Deutsche Bank Wins Back Some Customers -- WSJ

German lender more than doubles quarterly net income after a difficult 2016

Deutsche Bank AG made progress winning back clients who fled over capital concerns as it recovered from a turbulent 2016, but first-quarter profit was muted by debt-trading revenue that lagged behind peers.

The German lender, fresh off an $8.5 billion capital increase, more than doubled its first-quarter net income from a year earlier, to EUR575 million ($627 million), it said Thursday. That was broadly in line with analyst expectations.

Deutsche Bank's big fixed-income trading business, a closely watched driver of profit, posted an 11% revenue increase from the same quarter last year. The lender said interest-rate and credit trading were especially strong. But its overall results from trading bonds and currencies lagged behind performances by big U.S. investment banks that benefited more from this year's fixed-income trading boost.

Deutsche Bank shares were down roughly 3% Thursday morning after results were announced.
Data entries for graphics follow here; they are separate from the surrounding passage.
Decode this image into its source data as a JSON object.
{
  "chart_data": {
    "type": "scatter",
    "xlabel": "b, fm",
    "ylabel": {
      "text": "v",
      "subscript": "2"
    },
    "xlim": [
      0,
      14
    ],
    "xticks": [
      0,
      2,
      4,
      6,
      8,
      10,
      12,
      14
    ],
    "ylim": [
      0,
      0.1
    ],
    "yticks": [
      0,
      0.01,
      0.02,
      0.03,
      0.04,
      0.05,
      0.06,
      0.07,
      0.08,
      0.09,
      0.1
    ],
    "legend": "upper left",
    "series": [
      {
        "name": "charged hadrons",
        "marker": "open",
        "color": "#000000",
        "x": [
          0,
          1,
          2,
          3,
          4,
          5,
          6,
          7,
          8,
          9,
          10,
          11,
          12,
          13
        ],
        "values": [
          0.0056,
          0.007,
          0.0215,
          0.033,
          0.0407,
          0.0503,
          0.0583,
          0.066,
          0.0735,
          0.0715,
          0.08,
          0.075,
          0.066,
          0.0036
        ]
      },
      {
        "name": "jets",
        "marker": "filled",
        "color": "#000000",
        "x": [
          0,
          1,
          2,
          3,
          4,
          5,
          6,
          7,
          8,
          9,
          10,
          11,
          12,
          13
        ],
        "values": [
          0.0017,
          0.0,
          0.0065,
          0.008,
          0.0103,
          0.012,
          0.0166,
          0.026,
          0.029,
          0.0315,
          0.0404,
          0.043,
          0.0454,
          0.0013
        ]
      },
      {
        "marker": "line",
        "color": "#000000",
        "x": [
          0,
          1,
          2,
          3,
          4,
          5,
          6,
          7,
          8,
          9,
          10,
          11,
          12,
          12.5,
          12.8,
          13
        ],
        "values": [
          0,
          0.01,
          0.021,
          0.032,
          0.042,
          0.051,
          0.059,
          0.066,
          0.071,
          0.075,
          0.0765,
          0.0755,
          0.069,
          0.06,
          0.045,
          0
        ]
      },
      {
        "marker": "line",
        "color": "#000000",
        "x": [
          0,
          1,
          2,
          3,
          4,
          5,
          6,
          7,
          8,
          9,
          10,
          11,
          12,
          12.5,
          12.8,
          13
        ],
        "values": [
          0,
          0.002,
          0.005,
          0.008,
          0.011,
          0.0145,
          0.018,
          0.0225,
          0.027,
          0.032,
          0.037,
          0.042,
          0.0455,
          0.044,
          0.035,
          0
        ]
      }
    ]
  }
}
Shares in the lender are down about 2% this year, but have strongly rebounded from multiyear lows last fall.

Overall, Deutsche Bank showed it is stabilizing across its main businesses after a rocky 2016, when fears of big legal settlements and the lender's thin capital buffer spooked clients. The tumult last year also raised Deutsche Bank's costs to fund its trading and client-financing businesses, eating into profit. Those costs have since been coming down, according to executives.

The bank said that hedge-fund and corporate clients seeking deal advice and other customers are returning, after some pulled business late last year. Chief Executive John Cryan said in a statement Thursday that cost-cutting efforts -- which have included closing bank branches, firing employees and axing bonuses -- are paying off, and "asset flows are returning across the bank."

The bank's first-quarter revenue figure of EUR7.3 billion was roughly flat from a year earlier, excluding an accounting adjustment tied to the increased value of Deutsche Bank's own debt. On a reported basis including that accounting adjustment, revenue was down 9%.

In asset management, Deutsche Bank halted a yearlong sequence of quarterly losses of client balances, which has chiseled away at fees and other revenue in that business. Overall revenue in the retail-banking and wealth-management division increased 11% in the quarter.

Investment-banking revenue was mostly unchanged. The bank's ongoing process of cutting clients to cut risk and expenses continued to bring down revenue in some areas.

The first-quarter results are Deutsche Bank's first since it completed an $8.5 billion capital increase earlier this month in conjunction with strategic changes announced in March. The fundraising, Deutsche Bank's third sale of new shares since 2013, put to rest many investors' most severe concerns about the lender's capital buffers.

Deutsche Bank is also shuffling some senior executives, including Chief Financial Officer Marcus Schenck, who is moving to the investment bank, and is reuniting its corporate-finance and deal-advisory business with its trading unit. That restructuring of Deutsche Bank's biggest business is coming less than two years after it split the investment bank in half.

Citigroup banking analyst Andrew Coombs said in a note Thursday that he remains cautious about Deutsche Bank's ability to meet targets, including those measuring capital and leverage, or the reliance on borrowings to earn profit. The bank's hopes for "moderate growth" in revenue don't look certain, Mr. Coombs wrote. "This assumes a modest economic recovery and a pickup in client activity."